Beschreibung
Eine neblige Ostseeinsel, Mitte der Neunziger. Auf der letzten Fähre nach Niewetow in einer regnerischen Nacht begegnet Daniel Brandenburg der Tod zum ersten Mal. Dann scheint er an jeder Ecke zu lauern: Bei der Ru¨ckkehr zu seiner Pension in einer ehemaligen NVA-Kaserne findet Brandenburg im Hafenbecken eine Leiche. Im Gegensatz zum ermittelnden Kommissar Edgar Krummnow glaubt der angehende Journalist nicht an einen Unfall, sondern an einen Todesengel am Werk, zumal weitere Tote folgen: Eine alte Frau erschrickt zu Tode, ein Säufer ertrinkt in der Badewanne, ein anderer stu¨rzt die Treppe hinab. Brandenburg stellt eigene Untersuchungen an und ahnt nicht, dass er selbst ein Lockvogel ist. In seinem Remake von Ray Bradburys Klassiker 'Der Tod ist ein einsames Geschäft' (1985) überträgt Karsten Stegemann die morbide Nachkriegsstimmung in Venice Beach, Kalifornien, in das neblige Inselstädtchen Niewetow und beschreibt den Zerfall eines Gemeinwesens in den Jahren nach der Wiedervereinigung, die von Auflösung und Ausverkauf geprägte Nachwendestimmung im Nordosten der ehemaligen DDR. 'Was Stegemann da abzieht, ist eine subtil gemachte Horrorshow, bei der lange auf der Kippe steht, ob es nun einen Mörder gibt oder nicht oder was da überhaupt passiert. Der eine Staat ist weg, der andere Staat ist noch nicht richtig angekommen - in dem Vakuum tummelt sich das Grauen, das Unheimliche, in einem Suspense-Szenario vom Feinsten.' Thomas Wörtche, CULTurMAG
Autorenportrait
Karsten Stegemann ist 1963 in Pasewalk geboren und hat Medizin an der Charité in Berlin studiert.
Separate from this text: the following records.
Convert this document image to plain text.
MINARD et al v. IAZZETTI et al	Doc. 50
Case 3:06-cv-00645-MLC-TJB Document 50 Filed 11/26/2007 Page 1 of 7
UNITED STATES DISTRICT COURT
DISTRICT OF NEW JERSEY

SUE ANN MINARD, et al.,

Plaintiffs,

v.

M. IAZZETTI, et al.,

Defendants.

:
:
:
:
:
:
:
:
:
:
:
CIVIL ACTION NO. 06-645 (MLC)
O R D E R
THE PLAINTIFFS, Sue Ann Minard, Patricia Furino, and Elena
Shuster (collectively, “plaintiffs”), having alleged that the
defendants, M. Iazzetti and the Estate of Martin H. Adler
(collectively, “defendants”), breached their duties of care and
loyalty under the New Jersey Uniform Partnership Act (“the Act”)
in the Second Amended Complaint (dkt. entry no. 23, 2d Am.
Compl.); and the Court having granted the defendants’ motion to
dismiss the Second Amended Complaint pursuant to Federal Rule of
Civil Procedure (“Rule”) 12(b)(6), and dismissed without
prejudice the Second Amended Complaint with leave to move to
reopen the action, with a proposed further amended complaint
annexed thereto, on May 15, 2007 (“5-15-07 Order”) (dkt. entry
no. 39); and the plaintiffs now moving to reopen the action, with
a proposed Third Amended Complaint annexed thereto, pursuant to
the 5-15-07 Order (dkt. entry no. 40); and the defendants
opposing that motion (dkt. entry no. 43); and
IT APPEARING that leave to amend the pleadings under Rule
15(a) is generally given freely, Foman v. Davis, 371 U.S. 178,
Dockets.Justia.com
Er war Texter und Sänger in verschiedenen Studentenbands, Kulturredakteur und Autor der Zeitschrift »Arranca« und Autor für das Feuilleton der Zeitung »junge Welt«. Seit 2001 ist er freiberuflicher Autor vor allem im Theaterbereich; zu seinen aufgeführten Stücken gehören »Eva Braun Medea«, »Spartakus«, »Hoch Oben« und »Die Abenteuer des braven Soldat Schwejk« nach dem Roman Jaroslav Haseks.
Leseprobe
Niewetow war in jenen Jahren der ideale Ort für Leute, die gern traurig sind. Beinahe jeden Abend hing Nebel über der Stadt auf der Insel, vor deren Küste die Reste der Kriegsmarine einer untergegangenen Armee vor sich hinrosteten, das trübe Brackwasser des Stromes schwappte gegen die Hafenmauern, und Sandkörner prasselten an die Fensterscheiben, wenn der Wind über verlassene Plätze und durch leere Straßen pfiff.